Burial, Unknown, Co. Dublin
Co. Dublin |
Burial Sites
In 1990, a fisherman working along the bank of the Ward river near Swords, County Dublin, noticed something unusual in the exposed earth beside the water: two human skulls protruding from the riverbank.
It is the kind of discovery that sits awkwardly between the ordinary and the extraordinary, an accidental encounter with the dead that raises far more questions than it answers.
The find was recorded by the National Museum of Ireland and noted in the catalogue compiled by Cahill and Sikora. Only the upper portions of the bodies were recovered, which is not unusual in cases where erosion or water movement has disturbed a burial over time. Rivers are known to unsettle old ground, gradually eating into banks and exposing whatever lies beneath, whether that is natural sediment or, as here, human remains. The precise location of the burial was not recorded with enough accuracy to allow for later identification or excavation, which means the site effectively exists in the historical record as an event rather than a place. Who these individuals were, when they lived, and how they came to be buried beside the Ward river remains entirely unknown.
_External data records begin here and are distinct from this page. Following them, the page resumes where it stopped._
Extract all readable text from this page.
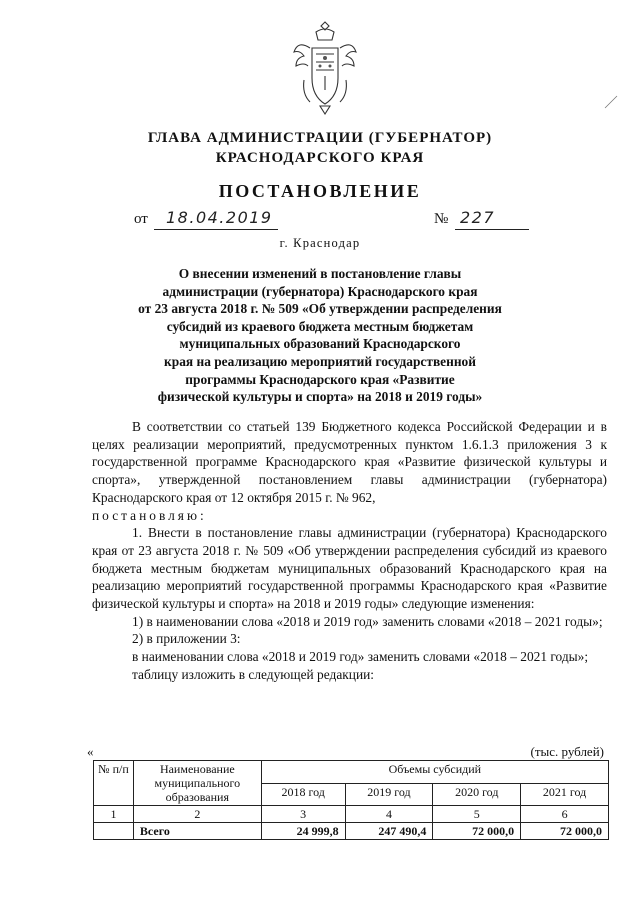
ГЛАВА АДМИНИСТРАЦИИ (ГУБЕРНАТОР)
КРАСНОДАРСКОГО КРАЯ
ПОСТАНОВЛЕНИЕ
от 18.04.2019	№ 227
г. Краснодар
О внесении изменений в постановление главы
администрации (губернатора) Краснодарского края
от 23 августа 2018 г. № 509 «Об утверждении распределения
субсидий из краевого бюджета местным бюджетам
муниципальных образований Краснодарского
края на реализацию мероприятий государственной
программы Краснодарского края «Развитие
физической культуры и спорта» на 2018 и 2019 годы»

В соответствии со статьей 139 Бюджетного кодекса Российской Федерации и в целях реализации мероприятий, предусмотренных пунктом 1.6.1.3 приложения 3 к государственной программе Краснодарского края «Развитие физической культуры и спорта», утвержденной постановлением главы администрации (губернатора) Краснодарского края от 12 октября 2015 г. № 962,

постановляю:

1. Внести в постановление главы администрации (губернатора) Краснодарского края от 23 августа 2018 г. № 509 «Об утверждении распределения субсидий из краевого бюджета местным бюджетам муниципальных образований Краснодарского края на реализацию мероприятий государственной программы Краснодарского края «Развитие физической культуры и спорта» на 2018 и 2019 годы» следующие изменения:

1) в наименовании слова «2018 и 2019 год» заменить словами «2018 – 2021 годы»;

2) в приложении 3:

в наименовании слова «2018 и 2019 год» заменить словами «2018 – 2021 годы»;

таблицу изложить в следующей редакции:

«	(тыс. рублей)
№ п/п	Наименование муниципального образования	Объемы субсидий			
		2018 год	2019 год	2020 год	2021 год
1	2	3	4	5	6
	Всего	24 999,8	247 490,4	72 000,0	72 000,0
Swords itself is a town with considerable archaeological depth, and the Ward river corridor has yielded various finds over the years, so the discovery fits, if loosely, into a broader picture of human activity in the area across many centuries. Because the exact location was never pinpointed, there is no specific spot a visitor can seek out. The Ward river runs through and around Swords, and the stretch of bank where the skulls emerged is unmarked and undesignated. For anyone with an interest in the archaeology of north County Dublin, the significance of the find lies less in visiting a place and more in the reminder that the riverbanks of even familiar, well-settled landscapes can hold the unexpected, still only partially understood.